North Korea’s accelerated pace of missile testing – 24 rounds this year alone, compared with eight last year and four in 2020 – has raised concern about the regime’s growing nuclear capability as nuclear talks that began in 2018 remain in deadlock.

The US accused China and Russia of providing “blanket protection” to North Korea and vetoing efforts by the United Nations Security Council to impose stronger sanctions on the regime. 

US Ambassador to the UN Linda Thomas-Greenfield said at a Security Council meeting on Wednesday that the two nations “have enabled Kim Jong Un” and rewarded the North “for their bad actions”. 

China’s deputy UN ambassador Geng Shuang, however, urged the Security Council to play a more constructive role instead of relying on strong rhetoric or pressure.

“Discussions and deliberations should contribute to a detente, rather than fuelling escalation,” he said. “They should promote the resumption of dialogue instead of widening differences, and forge unity instead of creating divisions.”

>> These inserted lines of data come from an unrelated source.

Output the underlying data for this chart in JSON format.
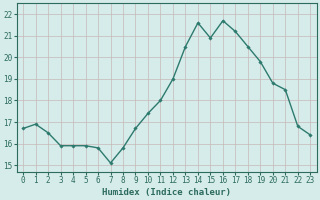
{
  "x": [
    0,
    1,
    2,
    3,
    4,
    5,
    6,
    7,
    8,
    9,
    10,
    11,
    12,
    13,
    14,
    15,
    16,
    17,
    18,
    19,
    20,
    21,
    22,
    23
  ],
  "y": [
    16.7,
    16.9,
    16.5,
    15.9,
    15.9,
    15.9,
    15.8,
    15.1,
    15.8,
    16.7,
    17.4,
    18.0,
    19.0,
    20.5,
    21.6,
    20.9,
    21.7,
    21.2,
    20.5,
    19.8,
    18.8,
    18.5,
    16.8,
    16.4
  ],
  "line_color": "#2d7a6e",
  "marker": "D",
  "marker_size": 1.8,
  "linewidth": 1.0,
  "xlabel": "Humidex (Indice chaleur)",
  "xlim": [
    -0.5,
    23.5
  ],
  "ylim": [
    14.7,
    22.5
  ],
  "yticks": [
    15,
    16,
    17,
    18,
    19,
    20,
    21,
    22
  ],
  "xticks": [
    0,
    1,
    2,
    3,
    4,
    5,
    6,
    7,
    8,
    9,
    10,
    11,
    12,
    13,
    14,
    15,
    16,
    17,
    18,
    19,
    20,
    21,
    22,
    23
  ],
  "bg_color": "#d5ecea",
  "grid_color": "#c8b8b8",
  "tick_color": "#2d6b5e",
  "label_color": "#2d6b5e",
  "xlabel_fontsize": 6.5,
  "tick_fontsize": 5.5
}
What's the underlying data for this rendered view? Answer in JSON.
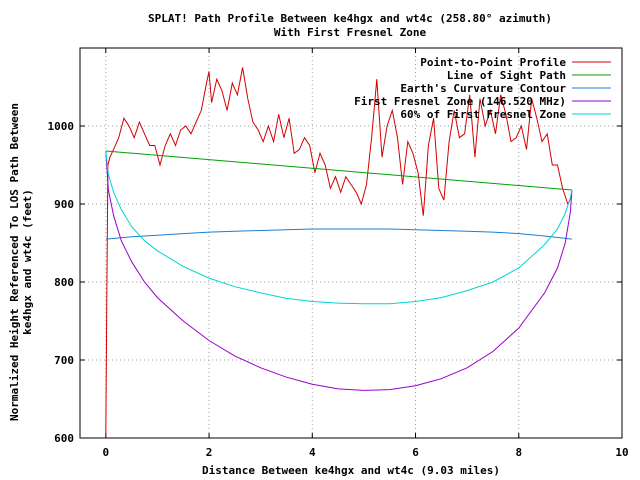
{
  "chart_data": {
    "type": "line",
    "title": "SPLAT! Path Profile Between ke4hgx and wt4c (258.80° azimuth)",
    "subtitle": "With First Fresnel Zone",
    "xlabel": "Distance Between ke4hgx and wt4c (9.03 miles)",
    "ylabel": "Normalized Height Referenced To LOS Path Between ke4hgx and wt4c (feet)",
    "ylabel_lines": [
      "Normalized Height Referenced To LOS Path Between",
      "ke4hgx and wt4c (feet)"
    ],
    "xlim": [
      -0.5,
      10
    ],
    "ylim": [
      600,
      1100
    ],
    "x_ticks": [
      0,
      2,
      4,
      6,
      8,
      10
    ],
    "y_ticks": [
      600,
      700,
      800,
      900,
      1000
    ],
    "grid": true,
    "legend_position": "top-right",
    "series": [
      {
        "name": "Point-to-Point Profile",
        "color": "#d40000",
        "x": [
          0,
          0.02,
          0.04,
          0.08,
          0.15,
          0.25,
          0.35,
          0.45,
          0.55,
          0.65,
          0.75,
          0.85,
          0.95,
          1.05,
          1.15,
          1.25,
          1.35,
          1.45,
          1.55,
          1.65,
          1.75,
          1.85,
          1.95,
          2.0,
          2.05,
          2.15,
          2.25,
          2.35,
          2.45,
          2.55,
          2.65,
          2.75,
          2.85,
          2.95,
          3.05,
          3.15,
          3.25,
          3.35,
          3.45,
          3.55,
          3.65,
          3.75,
          3.85,
          3.95,
          4.05,
          4.15,
          4.25,
          4.35,
          4.45,
          4.55,
          4.65,
          4.75,
          4.85,
          4.95,
          5.05,
          5.15,
          5.25,
          5.35,
          5.45,
          5.55,
          5.65,
          5.75,
          5.85,
          5.95,
          6.05,
          6.15,
          6.25,
          6.35,
          6.45,
          6.55,
          6.65,
          6.75,
          6.85,
          6.95,
          7.05,
          7.15,
          7.25,
          7.35,
          7.45,
          7.55,
          7.65,
          7.75,
          7.85,
          7.95,
          8.05,
          8.15,
          8.25,
          8.35,
          8.45,
          8.55,
          8.65,
          8.75,
          8.85,
          8.95,
          9.03
        ],
        "values": [
          600,
          780,
          950,
          960,
          970,
          985,
          1010,
          1000,
          985,
          1005,
          990,
          975,
          975,
          950,
          975,
          990,
          975,
          995,
          1000,
          990,
          1005,
          1020,
          1055,
          1070,
          1030,
          1060,
          1045,
          1020,
          1055,
          1040,
          1075,
          1035,
          1005,
          995,
          980,
          1000,
          980,
          1015,
          985,
          1010,
          965,
          970,
          985,
          975,
          940,
          965,
          950,
          920,
          935,
          915,
          935,
          925,
          915,
          900,
          925,
          985,
          1060,
          960,
          1000,
          1020,
          985,
          925,
          980,
          965,
          940,
          885,
          975,
          1010,
          920,
          905,
          980,
          1020,
          985,
          990,
          1040,
          960,
          1035,
          1000,
          1020,
          990,
          1040,
          1015,
          980,
          985,
          1000,
          970,
          1035,
          1010,
          980,
          990,
          950,
          950,
          920,
          900,
          910
        ]
      },
      {
        "name": "Line of Sight Path",
        "color": "#00a000",
        "x": [
          0,
          9.03
        ],
        "values": [
          968,
          918
        ]
      },
      {
        "name": "Earth's Curvature Contour",
        "color": "#1e7ed0",
        "x": [
          0,
          0.5,
          1,
          1.5,
          2,
          2.5,
          3,
          3.5,
          4,
          4.5,
          5,
          5.5,
          6,
          6.5,
          7,
          7.5,
          8,
          8.5,
          9.03
        ],
        "values": [
          855,
          858,
          860,
          862,
          864,
          865,
          866,
          867,
          868,
          868,
          868,
          868,
          867,
          866,
          865,
          864,
          862,
          859,
          855
        ]
      },
      {
        "name": "First Fresnel Zone (146.520 MHz)",
        "color": "#9a00c8",
        "x": [
          0,
          0.05,
          0.15,
          0.3,
          0.5,
          0.75,
          1,
          1.5,
          2,
          2.5,
          3,
          3.5,
          4,
          4.5,
          5,
          5.5,
          6,
          6.5,
          7,
          7.5,
          8,
          8.5,
          8.75,
          8.9,
          9.0,
          9.03
        ],
        "values": [
          968,
          918,
          885,
          853,
          826,
          800,
          780,
          750,
          725,
          705,
          690,
          678,
          669,
          663,
          661,
          662,
          667,
          676,
          690,
          711,
          741,
          786,
          818,
          850,
          890,
          918
        ]
      },
      {
        "name": "60% of First Fresnel Zone",
        "color": "#00d4d4",
        "x": [
          0,
          0.05,
          0.15,
          0.3,
          0.5,
          0.75,
          1,
          1.5,
          2,
          2.5,
          3,
          3.5,
          4,
          4.5,
          5,
          5.5,
          6,
          6.5,
          7,
          7.5,
          8,
          8.5,
          8.75,
          8.9,
          9.0,
          9.03
        ],
        "values": [
          968,
          938,
          915,
          893,
          871,
          853,
          840,
          820,
          805,
          794,
          786,
          779,
          775,
          773,
          772,
          772,
          775,
          780,
          789,
          800,
          818,
          848,
          868,
          888,
          908,
          918
        ]
      }
    ]
  }
}
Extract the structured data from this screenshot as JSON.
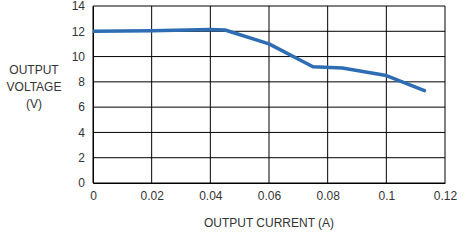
{
  "chart_data": {
    "type": "line",
    "xlabel": "OUTPUT CURRENT (A)",
    "ylabel": [
      "OUTPUT",
      "VOLTAGE",
      "(V)"
    ],
    "x": [
      0,
      0.02,
      0.04,
      0.045,
      0.06,
      0.075,
      0.085,
      0.1,
      0.113
    ],
    "values": [
      12.0,
      12.05,
      12.15,
      12.1,
      11.0,
      9.2,
      9.1,
      8.5,
      7.3
    ],
    "color": "#2e6db4",
    "xlim": [
      0,
      0.12
    ],
    "xticks": [
      0,
      0.02,
      0.04,
      0.06,
      0.08,
      0.1,
      0.12
    ],
    "ylim": [
      0,
      14
    ],
    "yticks": [
      0,
      2,
      4,
      6,
      8,
      10,
      12,
      14
    ],
    "grid": true
  }
}
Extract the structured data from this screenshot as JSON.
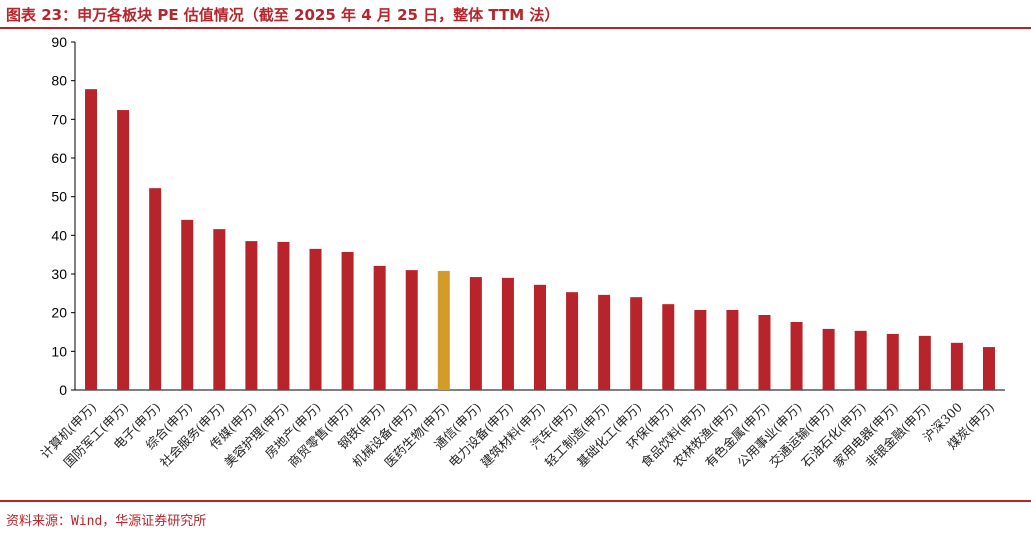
{
  "title": "图表 23：申万各板块 PE 估值情况（截至 2025 年 4 月 25 日，整体 TTM 法）",
  "source": "资料来源：Wind，华源证券研究所",
  "colors": {
    "bar": "#b8242b",
    "highlight": "#d39b2a",
    "title": "#b8242b"
  },
  "chart_data": {
    "type": "bar",
    "title": "",
    "xlabel": "",
    "ylabel": "",
    "ylim": [
      0,
      90
    ],
    "yticks": [
      0,
      10,
      20,
      30,
      40,
      50,
      60,
      70,
      80,
      90
    ],
    "grid": false,
    "highlight_category": "医药生物(申万)",
    "categories": [
      "计算机(申万)",
      "国防军工(申万)",
      "电子(申万)",
      "综合(申万)",
      "社会服务(申万)",
      "传媒(申万)",
      "美容护理(申万)",
      "房地产(申万)",
      "商贸零售(申万)",
      "钢铁(申万)",
      "机械设备(申万)",
      "医药生物(申万)",
      "通信(申万)",
      "电力设备(申万)",
      "建筑材料(申万)",
      "汽车(申万)",
      "轻工制造(申万)",
      "基础化工(申万)",
      "环保(申万)",
      "食品饮料(申万)",
      "农林牧渔(申万)",
      "有色金属(申万)",
      "公用事业(申万)",
      "交通运输(申万)",
      "石油石化(申万)",
      "家用电器(申万)",
      "非银金融(申万)",
      "沪深300",
      "煤炭(申万)"
    ],
    "values": [
      77.8,
      72.4,
      52.2,
      44.0,
      41.6,
      38.5,
      38.3,
      36.5,
      35.7,
      32.1,
      31.0,
      30.8,
      29.2,
      29.0,
      27.2,
      25.3,
      24.6,
      24.0,
      22.2,
      20.7,
      20.7,
      19.4,
      17.6,
      15.8,
      15.3,
      14.5,
      14.0,
      12.2,
      11.1
    ]
  }
}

Moscow and Beijing have in recent years pushed for easing of sanctions as an incentive for Pyongyang to return to dialogue.

Nuclear talks between Pyongyang and Washington, brokered by Seoul, broke down in 2019 due to differences over sanctions relief and denuclearisation steps.

Both sides have kept the door to dialogue open, but the North has ramped up missile testing as the South and the US toughen their stance against it. North Korean leader Kim Jong Un said in September that there will be “absolutely no denuclearisation, and no negotiation and no bargaining chip to trade”. 

The regime is widely expected to conduct its seventh nuclear test this year. The provocations on Thursday are viewed as an apparent protest over the recent South Korea-US naval drills.

People looking towards North Korea at an observation platform near the demilitarised zone in Paju, South Korea, on Oct 6, 2022. PHOTO: REUTERS

Pyongyang on Thursday also condemned the US for redeploying a nuclear-powered aircraft carrier to waters east of the Korean peninsula, calling it a “serious threat to the stability” of the region.

First deployed for last week’s joint drills, the USS Ronald Reagan returned on Wednesday for a trilateral exercise with South Korea and Japan, a day after North Korea launched an intermediate-range missile that flew over Japan.

Senior research fellow Lee Sung-hoon of the Institute for National Security Strategy warned of more tests ahead, saying that the North has adopted a more offensive nuclear doctrine, and additional tests will serve “as a touchstone to determine the level of aggression”.

Ewha Womans University’s associate professor of international studies Leif-Eric Easley said the North is developing weapons “as part of a long-term strategy to outrun South Korea in an arms race and drive wedges among US allies”.

“Diplomacy isn’t dead, but talks aren’t about to resume either,” he said. “Pyongyang is still in the middle of a provocation and testing cycle and is likely waiting until after China’s mid-October Communist Party congress to conduct an even more significant test.”